Known as the Festival State, Adelaide plays host to some of the best events in the country. Later this year, the Adelaide Film Festival (October 5-15) celebrates local and international cinema with film screenings, a movie quiz night and more. One of the city’s favourite outdoor festivals, WOMADelaide (below), returns from March 9-12, 2018 with its mix of music, dance and world cuisine. Also worth catching are the popular Adelaide Cabaret Festival (June 9-24) and local dining and produce festival, Tasting Australia (April 30 – May 7).
A night out
The Adelaide food scene has matured in recent years, leaving diners spoilt for choice. For locally grown and prepared ingredients in a casual setting, Press* Food & Wine (below) is a firm favourite, and consistently tops the city’s best restaurant lists. In Bedford Park, trendy Mexican restaurant Lucky Lupitas serves tostadas, quesadillas and imported Mexican beers. After dinner, make your way to the Peel Street and Leigh Street precinct, where the city’s small bar scene is in full swing.
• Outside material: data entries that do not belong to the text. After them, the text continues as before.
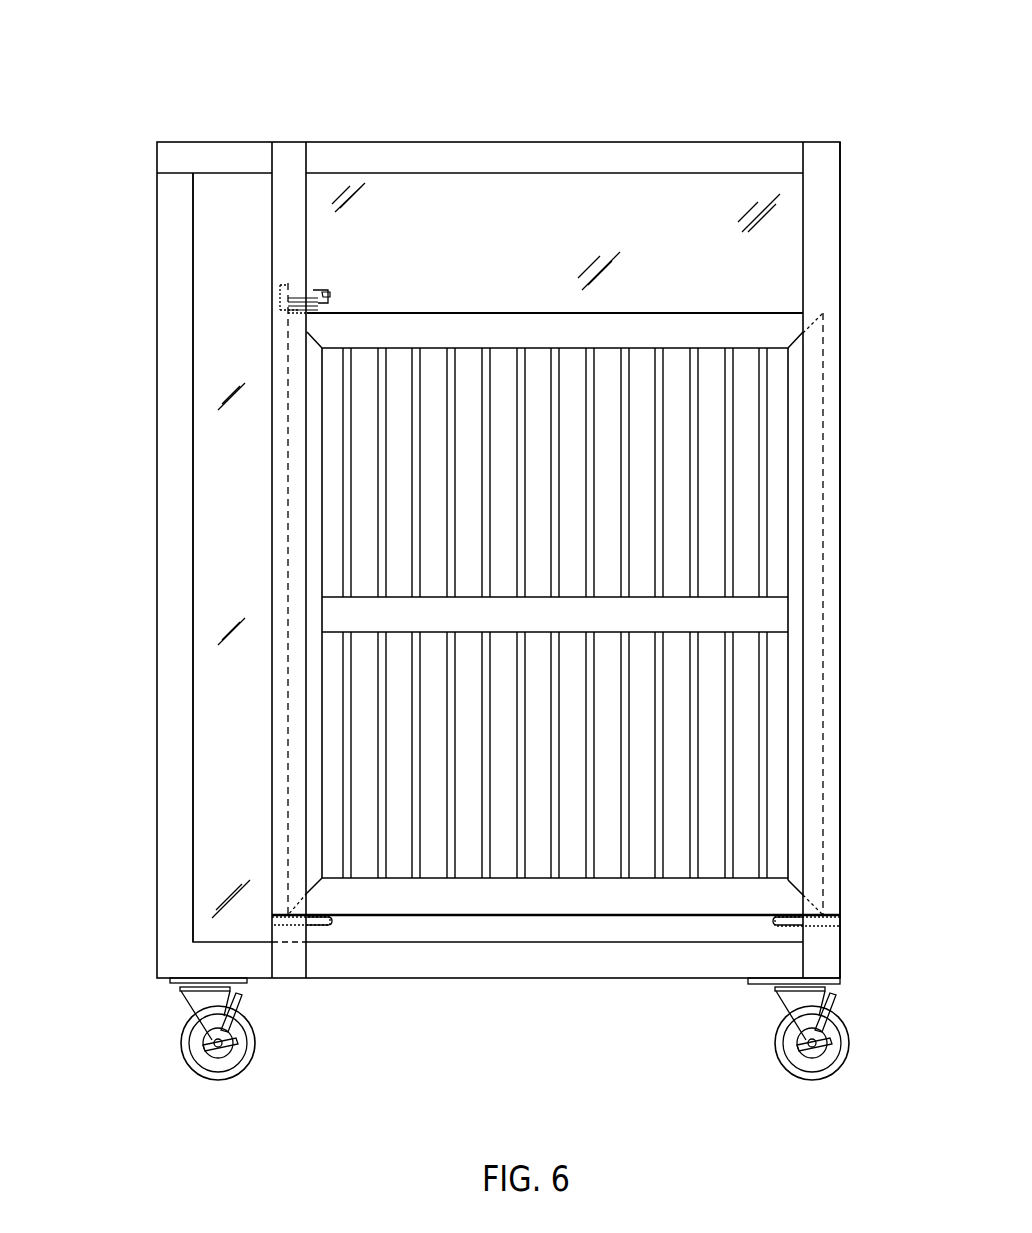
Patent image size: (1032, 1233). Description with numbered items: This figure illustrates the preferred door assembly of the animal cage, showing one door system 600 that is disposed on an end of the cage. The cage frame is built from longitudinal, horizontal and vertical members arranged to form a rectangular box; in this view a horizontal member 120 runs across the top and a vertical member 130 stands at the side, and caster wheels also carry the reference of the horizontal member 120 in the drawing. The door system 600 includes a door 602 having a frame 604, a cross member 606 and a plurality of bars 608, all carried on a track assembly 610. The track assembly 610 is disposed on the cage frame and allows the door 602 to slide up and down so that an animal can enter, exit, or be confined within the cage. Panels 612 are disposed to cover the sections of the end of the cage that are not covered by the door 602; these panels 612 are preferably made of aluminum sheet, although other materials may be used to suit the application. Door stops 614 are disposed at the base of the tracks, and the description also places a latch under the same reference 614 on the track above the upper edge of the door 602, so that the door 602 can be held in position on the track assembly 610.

The door system 600 is at (458, 112).
The vertical member 130 is at (165, 917).
The track assembly 610 is at (288, 160).
The horizontal member 120 is at (607, 153).
The panel 612 is at (607, 230).
The door 602 is at (390, 332).
The frame 604 is at (551, 587).
The cross member 606 is at (772, 613).
The bars 608 is at (767, 455).
The door stop 614 is at (317, 922).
SEE ALSO: Gourmet experiences in Adelaide for wine and chocolate lovers
Meet the locals
Adelaide offers a variety of different ways to interact with local wildlife. If you want to cuddle a koala, feed a kangaroo or get up close to an emu and other native Australian creatures, Cleland Wildlife Park is the place to do it. The Park also offers nighttime walks, during which you can see Tasmanian devils (below) being fed.
Take a guided kayak tour of the Dolphin Sanctuary with Adventure Kayaking SA and spot bottlenose dolphins in the wild.
A gift from China, Wang Wang and Funi are the only giant pandas in the southern hemisphere. You can see them at the Adelaide Zoo, which has been their home since 2009.
Hit the beach
A 25-minute tram ride from the city centre is the seaside resort of Glenelg (below). On the foreshore, The Beachouse is an amusement park crammed with arcade games and gelato stalls. For outdoorsy types, Glenelg Fishing Charters offers both fishing and scuba diving excursions from the beach, while the world-class Glenelg Golf Club is also nearby. The Proclamation Trail, a 3.4km self-guided walking trail, starts at the Town Hall and maps out the local history – including the site where first settlers arrived in 1836.
Around 150 wineries and cellar doors can be found in the Barossa Valley, home to some of Australia’s oldest Shiraz vines, just over an hour’s drive from Adelaide. To understand the winemaking process, visit Penfolds (below), which hosts tastings and workshops where you can make your own blend. For a different perspective, Barossa Unique Tours tailors their private trike tours to individual tastes. Stop by Maggie’s Farm Shop and stock up on celebrated cook Maggie Beer’s picnic fare, such as meat terrine or her delicious mushroom and verjuice pate.
More about Adelaide
- Adelaide’s 12km-long O-Bahn is the longest guided busway in the world.
- South Australia is the opal capital of the world. Mining towns Coober Pedy, Andamooka and Mintabie produce 85 per cent of the world’s opals.
- Adelaide is known as the City of Churches. English novelist Anthony Trollope gave the city its nickname in his book, Australia and New Zealand, published in 1873.
- Adelaide was the first Australian capital city to be connected by telegraph with London. Before the first message was sent on August 22, 1872, people used to send messages abroad by ship.
- Adelaide’s Botanic Garden is home to the largest and oldest glasshouses in the southern hemisphere. The Palm House was imported from Bremen, Germany in 1875 and opened to the public in 1877.